Vu que la législation actuelle nest pas adaptée à léconomie de partage, les autorités locales et nationales ont commencé à analyser ces plateformes en ligne et tentent de réglementer leurs effets, bien souvent en appliquant des mesures disproportionnées et disparates au sein de l'Union. Les députés ont donc recommandé d'envisager la mise en place d'un cadre réglementaire approprié au sein de la stratégie globale de l'Union relative au marché unique numérique.
Le Parlement a également souligné que les plateformes devraient être pleinement accessibles et que les consommateurs qui utilisent ces sites devraient être correctement informés, sans être induits en erreur, et que la confidentialité de leurs données devrait être garantie. L'importance d'un mécanisme d'évaluation viable et transparent a été soulignée de même que la nécessité de faire en sorte que les prestataires de services ne pénalisent pas les consommateurs qui publient des évaluations négatives.

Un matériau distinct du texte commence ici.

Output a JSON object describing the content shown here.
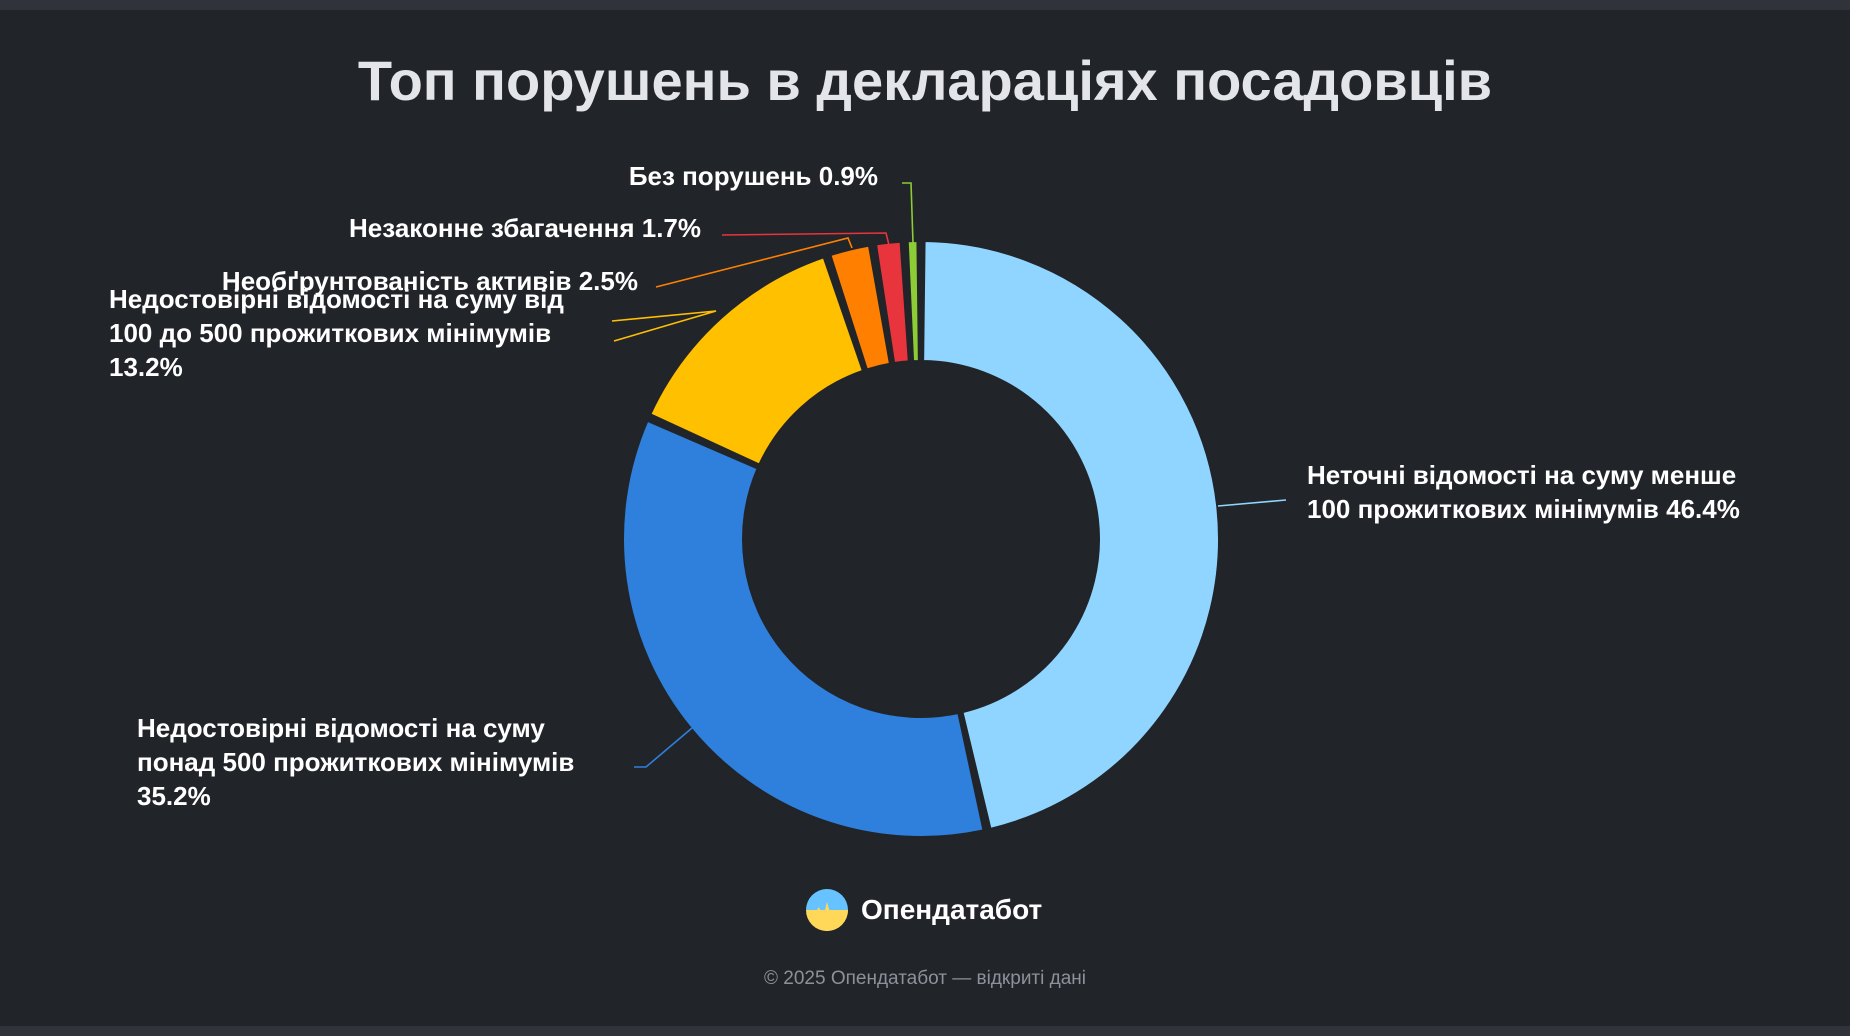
{
  "page": {
    "title": "Топ порушень в деклараціях посадовців",
    "brand_name": "Опендатабот",
    "footer": "© 2025 Опендатабот — відкриті дані",
    "logo_icon": "logo-icon"
  },
  "chart_data": {
    "type": "pie",
    "donut": true,
    "title": "Топ порушень в деклараціях посадовців",
    "slices": [
      {
        "label_lines": [
          "Неточні відомості на суму менше",
          "100 прожиткових мінімумів 46.4%"
        ],
        "value": 46.4,
        "color": "#90d5ff"
      },
      {
        "label_lines": [
          "Недостовірні відомості на суму",
          "понад 500 прожиткових мінімумів",
          "35.2%"
        ],
        "value": 35.2,
        "color": "#2e80dc"
      },
      {
        "label_lines": [
          "Недостовірні відомості на суму від",
          "100 до 500 прожиткових мінімумів",
          "13.2%"
        ],
        "value": 13.2,
        "color": "#ffc000"
      },
      {
        "label_lines": [
          "Необґрунтованість активів 2.5%"
        ],
        "value": 2.5,
        "color": "#ff8000"
      },
      {
        "label_lines": [
          "Незаконне збагачення 1.7%"
        ],
        "value": 1.7,
        "color": "#e8343c"
      },
      {
        "label_lines": [
          "Без порушень 0.9%"
        ],
        "value": 0.9,
        "color": "#8ccc34"
      }
    ]
  }
}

La Commission est invitée à analyser l'impact économique et social de l'économie du partage et ses implications pour l'industrie du tourisme, les consommateurs, les entreprises informatiques et les pouvoirs publics, et à communiquer au Parlement les résultats des initiatives qu'elle a menées jusqu'à présent.

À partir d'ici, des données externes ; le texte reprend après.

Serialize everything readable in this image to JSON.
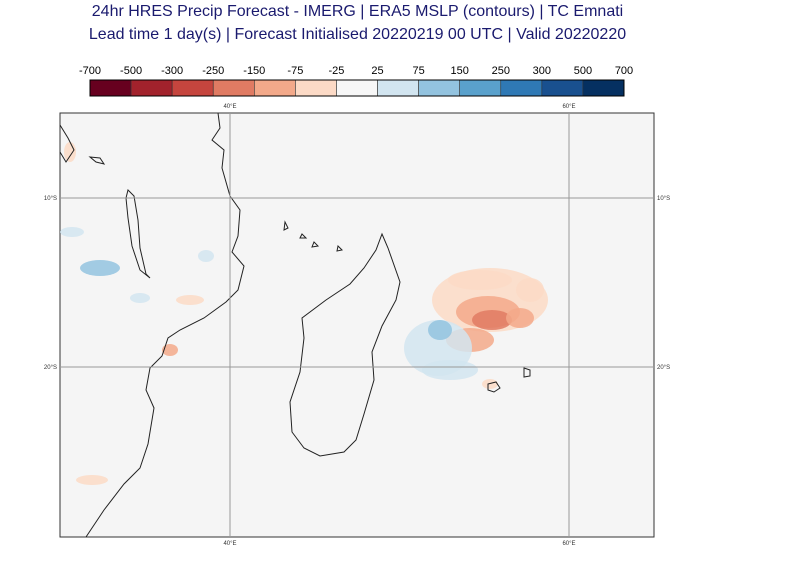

Numérisation : la Commission est invitée définir, conjointement avec l'industrie et les associations touristiques, une feuille de route intelligente pour les initiatives axées sur l'innovation au sens large et sur les compétences requises afin d'encourager les entreprises du secteur des voyages et du tourisme à adopter des outils numériques et à en faire un meilleur usage.
Dans ce domaine, la Commission est appelée à:
- présenter un rapport comprenant une évaluation de l'état de la numérisation du marché européen du tourisme ;
- poursuivre dans le détail les éventuels abus qui peuvent survenir dans le domaine de la réservation en ligne et adapter la législation européenne à ces nouvelles formes d'acquisition de services;
- recentrer les fonds et programmes afin de mieux soutenir la numérisation des entreprises européennes du secteur du tourisme ;
- veiller à ce que les prestataires de services disposent d'un accès juste et équitable aux données pertinentes auprès des opérateurs de voyages et de transports afin de faciliter le déploiement de services numériques de renseignement et de billetterie de nature multimodale ;
- adopter une proposition exhaustive pour mettre fin au blocage géographique injustifié de l'accès aux biens, aux services et aux meilleurs tarifs disponibles sur la base de la situation géographique ou du pays de résidence.
Les États membres sont invités à:
- identifier et soutenir les initiatives à l'échelle de l'Union qui promeuvent l'utilisation de l'infrastructure numérique et l'interopérabilité entre différentes plateformes ;
- mettre en place des services de wi-fi gratuit dans les zones touristiques et supprimer les frais d'itinérance pour le 15 juin 2017 au plus tard ainsi que le blocage géographique;
- encourager l'accès à large bande et à haut débit pour les zones touristiques isolées ou ultrapériphériques telles que les zones insulaires, côtières, rurales ou montagneuses afin de favoriser la croissance des entreprises touristiques et de réduire la fracture numérique dans l'Union ;
- élaborer des mesures efficaces face à la pénurie de main-d'uvre dans tous les domaines du secteur touristique, et notamment dans le domaine de la numérisation.
Tourisme durable, responsable et social : le Parlement a invité la Commission à continuer de promouvoir le tourisme durable, responsable et respectueux de l'environnement en développant de nouveaux produits spécifiques et en promouvant les produits existants. Il a proposé de créer, sur l'internet, une plateforme européenne accessible réunissant les informations sur les nouvelles formes de tourisme, les destinations, les itinéraires et les services dans une seule base de données avec accès par le portail Visiteurope.com.